Board zB ein ASRock AB350M Pro4 oder MSI B350M Bazooka, je ca 80€
CPU ein Ryzen 5 1500X für 180€
RAM zB Crucial Ballistix mit der Bezeichnung BLS2C8G4D240FSB für 120€
SSD SanDisk Ultra II 240GB für 90€

Das sind dann zusammen 470€, und das wäre dann in der Summe besser als jeder PC, den du für 600€ bekommst. Allein wegen der SSD, die in einem Komplett-PC mit halbwegs guter CPU + 1050 Ti nicht drin wäre, wird der "Alltag" viel schneller sein. 

Und selbst für eine Festplatte mit 2000GB hättest du noch genug Geld über, sogar wenn du vlt noch ein neues Netzteil dazu nimmst, bist du dann erst knapp bei 600€.


----------



## stevem (30. Juli 2017)

svd schrieb:


> Die GTX1050Ti und deine GTX960 (4GB) liegen in der gleichen Leistungsklasse. Die 1050Ti ist einen Hauch flotter, aber nie so weit voraus, alsdass es je entscheidend für die Spielbarkeit wäre.
> 
> Das berücksichtigend, könntest du einen PC ohne 1050Ti und Festplatte kaufen, da sparst du ja schon 200€, diese in einen Acht-Threader stecken und die GTX960 weiterverwenden, wenn dir eine 1050Ti ohnehin gereicht hätte.
> So hättest du schon mal die bessere Basis für eine kommende Grafikkarte, als wieder nur einen Vierkerner mit zusätzlichen Ausgaben für gleichbleibende Grafikleistung.

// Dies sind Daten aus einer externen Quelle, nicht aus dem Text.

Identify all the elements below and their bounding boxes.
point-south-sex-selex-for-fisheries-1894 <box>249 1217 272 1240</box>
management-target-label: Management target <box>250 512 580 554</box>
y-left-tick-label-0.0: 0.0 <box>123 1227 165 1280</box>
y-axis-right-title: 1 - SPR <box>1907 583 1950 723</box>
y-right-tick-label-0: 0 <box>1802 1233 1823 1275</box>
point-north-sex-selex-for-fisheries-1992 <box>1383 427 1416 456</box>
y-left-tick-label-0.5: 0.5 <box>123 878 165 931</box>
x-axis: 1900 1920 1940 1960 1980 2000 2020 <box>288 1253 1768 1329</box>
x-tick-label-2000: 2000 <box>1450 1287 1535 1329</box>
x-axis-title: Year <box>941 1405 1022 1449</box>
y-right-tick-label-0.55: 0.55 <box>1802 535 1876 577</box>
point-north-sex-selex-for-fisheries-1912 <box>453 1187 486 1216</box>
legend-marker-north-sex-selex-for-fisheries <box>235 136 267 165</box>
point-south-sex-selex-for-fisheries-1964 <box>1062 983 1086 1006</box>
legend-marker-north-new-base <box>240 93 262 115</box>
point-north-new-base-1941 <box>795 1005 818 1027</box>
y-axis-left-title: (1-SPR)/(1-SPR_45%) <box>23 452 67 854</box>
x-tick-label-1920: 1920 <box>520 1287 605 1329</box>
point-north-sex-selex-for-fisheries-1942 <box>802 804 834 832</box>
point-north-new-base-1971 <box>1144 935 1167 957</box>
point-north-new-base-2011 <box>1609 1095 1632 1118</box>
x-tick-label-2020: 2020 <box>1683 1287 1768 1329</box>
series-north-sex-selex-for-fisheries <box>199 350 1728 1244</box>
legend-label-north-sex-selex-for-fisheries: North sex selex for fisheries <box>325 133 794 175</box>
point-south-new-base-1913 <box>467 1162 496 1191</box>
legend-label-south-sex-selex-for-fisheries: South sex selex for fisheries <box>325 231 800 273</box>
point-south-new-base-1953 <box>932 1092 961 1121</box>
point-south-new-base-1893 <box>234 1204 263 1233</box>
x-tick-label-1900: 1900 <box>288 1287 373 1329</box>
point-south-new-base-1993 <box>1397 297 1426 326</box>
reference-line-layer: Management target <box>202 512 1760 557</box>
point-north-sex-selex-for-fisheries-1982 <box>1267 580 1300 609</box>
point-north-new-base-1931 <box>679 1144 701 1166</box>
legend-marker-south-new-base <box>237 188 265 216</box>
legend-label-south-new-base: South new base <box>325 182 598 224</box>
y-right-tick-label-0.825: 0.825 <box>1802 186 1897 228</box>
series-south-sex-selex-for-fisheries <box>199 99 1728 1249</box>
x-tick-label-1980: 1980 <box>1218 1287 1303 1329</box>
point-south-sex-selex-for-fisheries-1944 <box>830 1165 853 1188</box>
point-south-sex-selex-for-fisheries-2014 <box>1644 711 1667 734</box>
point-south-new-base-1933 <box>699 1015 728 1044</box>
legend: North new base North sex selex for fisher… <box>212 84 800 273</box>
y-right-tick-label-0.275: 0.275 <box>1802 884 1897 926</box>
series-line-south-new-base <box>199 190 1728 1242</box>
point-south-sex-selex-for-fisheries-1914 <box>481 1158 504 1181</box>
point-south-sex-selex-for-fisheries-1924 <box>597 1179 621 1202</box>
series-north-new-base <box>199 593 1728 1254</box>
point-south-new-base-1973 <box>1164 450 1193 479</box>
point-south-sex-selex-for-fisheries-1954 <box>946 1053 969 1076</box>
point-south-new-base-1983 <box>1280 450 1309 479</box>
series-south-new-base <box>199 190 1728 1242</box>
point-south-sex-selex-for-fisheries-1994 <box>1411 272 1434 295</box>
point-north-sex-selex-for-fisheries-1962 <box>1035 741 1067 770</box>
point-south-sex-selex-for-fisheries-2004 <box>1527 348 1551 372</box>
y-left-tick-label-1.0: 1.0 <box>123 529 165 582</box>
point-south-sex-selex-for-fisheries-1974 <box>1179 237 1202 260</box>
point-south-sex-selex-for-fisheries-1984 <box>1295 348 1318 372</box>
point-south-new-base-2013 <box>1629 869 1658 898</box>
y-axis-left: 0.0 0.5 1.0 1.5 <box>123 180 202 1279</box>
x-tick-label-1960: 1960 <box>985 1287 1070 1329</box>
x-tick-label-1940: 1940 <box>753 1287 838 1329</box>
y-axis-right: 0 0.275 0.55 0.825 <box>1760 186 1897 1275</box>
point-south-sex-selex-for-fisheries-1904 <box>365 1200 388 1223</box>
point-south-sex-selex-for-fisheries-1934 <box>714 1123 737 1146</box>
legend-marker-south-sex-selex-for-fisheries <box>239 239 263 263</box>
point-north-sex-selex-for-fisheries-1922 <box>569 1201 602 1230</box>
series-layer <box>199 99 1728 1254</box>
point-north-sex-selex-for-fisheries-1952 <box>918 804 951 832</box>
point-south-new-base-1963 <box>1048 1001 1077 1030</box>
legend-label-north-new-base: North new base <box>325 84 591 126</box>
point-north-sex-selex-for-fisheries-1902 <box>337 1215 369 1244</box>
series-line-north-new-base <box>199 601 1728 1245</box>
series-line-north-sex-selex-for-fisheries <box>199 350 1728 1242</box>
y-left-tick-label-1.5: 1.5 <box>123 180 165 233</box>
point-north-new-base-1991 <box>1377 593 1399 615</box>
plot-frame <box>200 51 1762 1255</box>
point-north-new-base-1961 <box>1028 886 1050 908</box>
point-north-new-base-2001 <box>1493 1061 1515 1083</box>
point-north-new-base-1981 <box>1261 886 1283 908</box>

Hmm Mist, habe gehoft das die GTX1050TI viel besser ist als meine GTX960 

Kann mir mal bitte jemand einen "günstigen" Ach-Threader PC posten ?



Herbboy schrieb:


> kauf Dir einfach einen Ryzen 5 1600X oder so, ein passendes Board mit B350-Chipsatz und 2x8GB DDR4-2400 oder 2666-RAM, und dann wechselst du halt nur Board+CPU mit RAM, mehr nicht. Dazu ne SSD für Windows und Deine Lieblingsspiele, 240-256GB kosten ca 90€.
> 
> Denn Deine CPU ist da halt GANZ klar der Schwachpunkt, das war nie eine "gute" CPU, sondern nur eine HTPC-CPU, also eher für nen Büro-PC oder PC zum Videos schauen usw.  Eine GTX 1050 Ti aber ist kaum besser als die GTX 960, d.h ein neuer PC für 600€ wäre zwar schneller, aber nicht WEGEN der Grafikkarte, sondern nur wegen der CPU, und da wärst du dumm, wenn du CPU + GTX 1050 Ti neu kaufst    nur CPU+Board+RAM, das reicht.
> 
> ...



Vielen dank für deine Auflistung, ich bin zwar was Hardware angeht recht begabt aber das ich Board, CPU wechsle darüber draue ich mich eher nicht den da kann man schnell was kaputt machen und in meinen Bekanntenkreis kenne ich keinen der bessere PC Kenntnisse hat als ich ;D Also bleibt mir wohl nichts anderes über als einen kompletten PC zu kaufen der das beinhaltet was ich benötige.


----------



## Herbboy (30. Juli 2017)

Frag doch mal im gesamten Kreis, oft ist es vlt auch der "kleine" Sohn eines Nachbarn, der so was kann  


Das Problem bei Fertig-PCs ohne "gute" Grafikkarte ist, dass dann das Netzteil oft ungeeignet ist. ODER zB so ein PC:  https://www.amazon.de/dercomputerladen-Aufrüst-eigenständige-Grafikkarte-notwendig/dp/B071S3LWBT da musst du dann Grafikkarte und Festplatte selber einbauen, so dass das EIGENTLICH okay wäre, aber: das Netzteil ist vielleicht ziemlich mies, das weiß man da halt nicht... es "reicht" sicher für eine GTX 960, aber es ist natürlich besser, wenn man alle Bauteile selber passend aussuchen kann.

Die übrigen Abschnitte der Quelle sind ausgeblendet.